Chapel Blues, Bed of Roses (Eltor Records)

Chapel Blues, Bed of Roses, album cover

Dutiful. Reasonable. Listenable. If it sounds like I’m having trouble coming up with superlatives to describe this record, well, you’re right. The most interesting part of all the playing, Lawrence Ward’s percussion, gets buried in the mix most of the time. Trumpet player William Patrick Slaughter has an airy tone and sometimes doesn’t hold a tune.

Over the top, guitarist Andrew T. Weekes and fiddler Arien Hall sing together platitudes—platitudes of the sort you’d see on motivational posters; platitudes of the sort you’d hear from well-meaning people who just don’t know you all that well, or aren’t sure what to say, or are afraid to say the wrong thing. Safe stuff. No specifics, no go-for-broke outpourings.
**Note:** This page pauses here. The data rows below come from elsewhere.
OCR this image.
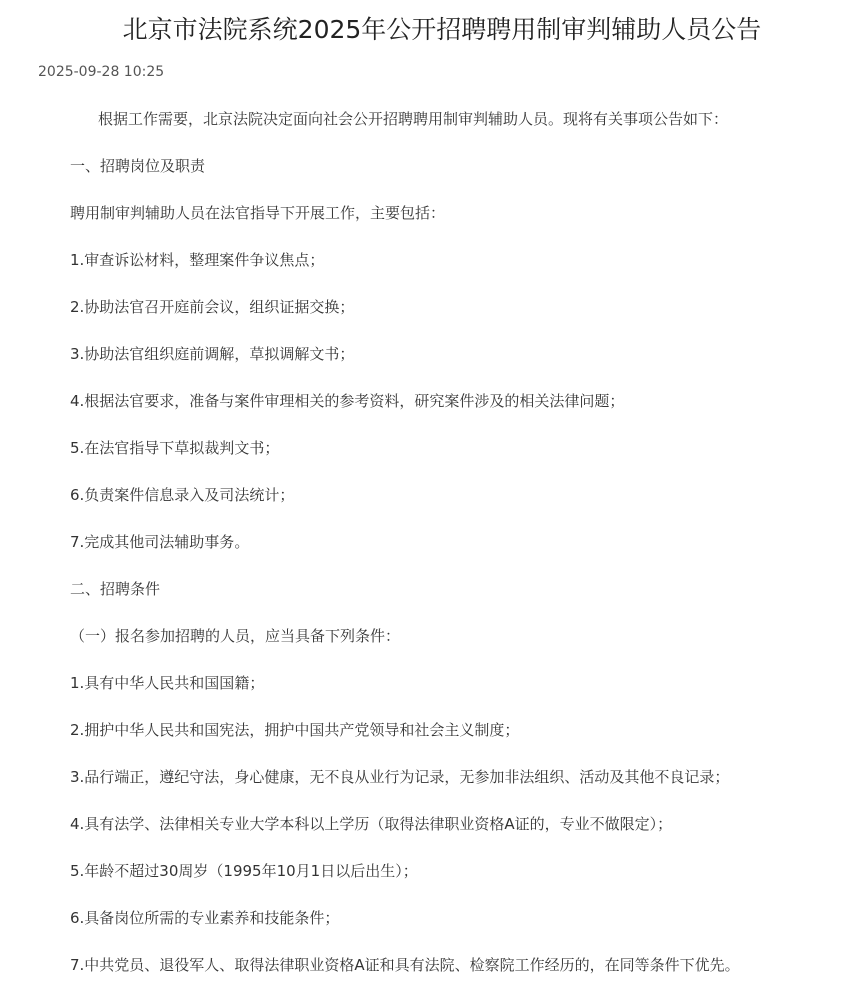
北京市法院系统2025年公开招聘聘用制审判辅助人员公告
2025-09-28 10:25

根据工作需要，北京法院决定面向社会公开招聘聘用制审判辅助人员。现将有关事项公告如下：

一、招聘岗位及职责

聘用制审判辅助人员在法官指导下开展工作，主要包括：

1.审查诉讼材料，整理案件争议焦点；

2.协助法官召开庭前会议，组织证据交换；

3.协助法官组织庭前调解，草拟调解文书；

4.根据法官要求，准备与案件审理相关的参考资料，研究案件涉及的相关法律问题；

5.在法官指导下草拟裁判文书；

6.负责案件信息录入及司法统计；

7.完成其他司法辅助事务。

二、招聘条件

（一）报名参加招聘的人员，应当具备下列条件：

1.具有中华人民共和国国籍；

2.拥护中华人民共和国宪法，拥护中国共产党领导和社会主义制度；

3.品行端正，遵纪守法，身心健康，无不良从业行为记录，无参加非法组织、活动及其他不良记录；

4.具有法学、法律相关专业大学本科以上学历（取得法律职业资格A证的，专业不做限定）；

5.年龄不超过30周岁（1995年10月1日以后出生）；

6.具备岗位所需的专业素养和技能条件；

7.中共党员、退役军人、取得法律职业资格A证和具有法院、检察院工作经历的，在同等条件下优先。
My only advice to this bunch is to mix Mr. Ward way up the next time out, and get passionate about something. Go further into the blues and give yourself problems worth solving through the boogie. Go further into funk and set everybody dancing, to forget those problems. Go further into roots music and find mystical spirits dwelling there. Go further into folk and find tradition. Go further, one way and/or another. Heat up or freeze down, but don’t stay lukewarm.

  • Guest

    Sounds right on the money. Children who think they’ve lived a life and have the audacity to try to play “blues”, even calling their band Chapel Blues is misleading. This band has never suffered a day of blues in their lives and go through motions as if they have some kind of place in a city the breathes blues. Entitled, self-serving, pompous, spoiled egomaniacs. Good night. New Orleans is not their place.